GENERAL MOTORS en faillite à 100 ans

Le géant de l’automobile américain General Motors (GM), fondé en 1908 et ex-numéro un mondial de l’automobile, doit se placer aujourd’hui sous la protection de la loi contre les faillites. A l’issue d’une procédure de redressement, l’État américain détiendra 60% de l’entreprise, en échange d’une aide totale de 50 milliards de dollars. GM subira une cure d’amaigrissement drastique avec la fermeture de plusieurs sites.

Cadillac, Chevrolet, Buick… des noms qui sonnent comme un titre d’Elvis, comme une portion de la route 66, comme un baiser gominé dans un drive-in, bref, comme le rêve américain, incarné dans le dieu automobile.
Tous ces noms peuvent se résumer en un seul : General Motors. La firme de Detroit, fondée en 1908, quasiment à la naissance de la voiture, détient toutes ces marques. Et comme le symbole du leadership américain vacillant, elle trébuche aujourd’hui pour tomber sous la protection du fameux chapitre 11 du code des faillites américaines. En d’autres termes, c’est le dépôt de bilan.

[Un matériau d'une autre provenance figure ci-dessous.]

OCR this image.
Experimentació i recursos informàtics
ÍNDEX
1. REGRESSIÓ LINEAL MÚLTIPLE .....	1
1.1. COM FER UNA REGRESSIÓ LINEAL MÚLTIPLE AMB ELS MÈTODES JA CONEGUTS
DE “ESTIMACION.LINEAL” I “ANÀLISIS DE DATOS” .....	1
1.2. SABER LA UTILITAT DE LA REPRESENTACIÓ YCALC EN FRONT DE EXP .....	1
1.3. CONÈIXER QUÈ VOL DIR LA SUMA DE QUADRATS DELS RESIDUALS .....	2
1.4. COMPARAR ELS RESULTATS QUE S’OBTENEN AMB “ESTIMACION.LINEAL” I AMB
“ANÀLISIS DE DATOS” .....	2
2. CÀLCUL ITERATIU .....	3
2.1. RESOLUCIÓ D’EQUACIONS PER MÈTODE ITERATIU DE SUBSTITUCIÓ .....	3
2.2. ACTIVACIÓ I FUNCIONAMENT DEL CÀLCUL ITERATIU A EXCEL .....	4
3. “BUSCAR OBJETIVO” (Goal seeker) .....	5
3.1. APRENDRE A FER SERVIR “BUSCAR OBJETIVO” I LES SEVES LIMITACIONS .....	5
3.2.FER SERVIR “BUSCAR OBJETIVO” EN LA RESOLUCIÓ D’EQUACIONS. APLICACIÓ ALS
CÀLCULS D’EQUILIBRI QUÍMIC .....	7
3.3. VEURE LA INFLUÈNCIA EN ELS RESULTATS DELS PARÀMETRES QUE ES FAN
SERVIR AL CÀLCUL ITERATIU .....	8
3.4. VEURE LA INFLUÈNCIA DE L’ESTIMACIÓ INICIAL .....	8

La nouvelle était attendue, et le plan de redressement était déjà prêt, avec l’Etat américain dans le rôle du preux chevalier. Un sauveur qui n’a pas le sourire. L’État fédéral détiendra 60% du capital de GM nouvelle version, et augmentera son aide de 30 milliards de dollars. Ce qui portera la béquille financière accordée par l’Oncle Sam à 50 milliards de dollars, plus que pour Chrysler, l’autre grand malade de l’industrie automobile US.

En échange, GM est plus que jamais prié de maigrir. La firme doit fermer cinq sites aux États-Unis et perdre 47.000 emplois dans le monde (sur 200.000 ) d’ici 2012. Et l’administration Obama a demandé et obtenu la tête de l’ex-PDG, Rick Wagoner, qui a démissionné en mars.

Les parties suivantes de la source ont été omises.